Но оправдывался он напрасно – мы спали.
Нести двумя руками носилки дальше я не мог – пальцы левой руки онемели: не сгибались и не разгибались. Поэтому мы с Доктором взялись вдвоем у изголовья, а Яд один встал в ноги, где полегче. Рюкзаки утонули, мы остались налегке: только пистолеты, в карманах патроны россыпью, кисель из спичек, карта, какая-то мелочь, и единственный уцелевший у Яда нож.

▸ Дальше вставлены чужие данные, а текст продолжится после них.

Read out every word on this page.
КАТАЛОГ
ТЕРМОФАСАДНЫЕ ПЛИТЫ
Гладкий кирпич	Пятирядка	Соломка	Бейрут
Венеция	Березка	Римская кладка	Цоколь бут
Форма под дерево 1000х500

Буквально через полчаса вышли на опушку, где должна была быть деревня. Опушкой это называлось весьма условно, так как там тоже был лес, но не такой дремучий, помоложе, с поросшими холмиками из которых торчали рассыпающиеся, как изъеденная жучком древесина, труха кирпичных печных труб. По этим холмикам насчитали не более десяти дворов, а может быть, их было и меньше, если у кого-то была печь еще и в бане. До большого населенного пункта оставалось, как я уже говорил, примерно такое же расстояние. При хорошем раскладе мы должны были прийти туда к ночи. Если бы не пошли в «Далекое», то пришли бы еще до обеда.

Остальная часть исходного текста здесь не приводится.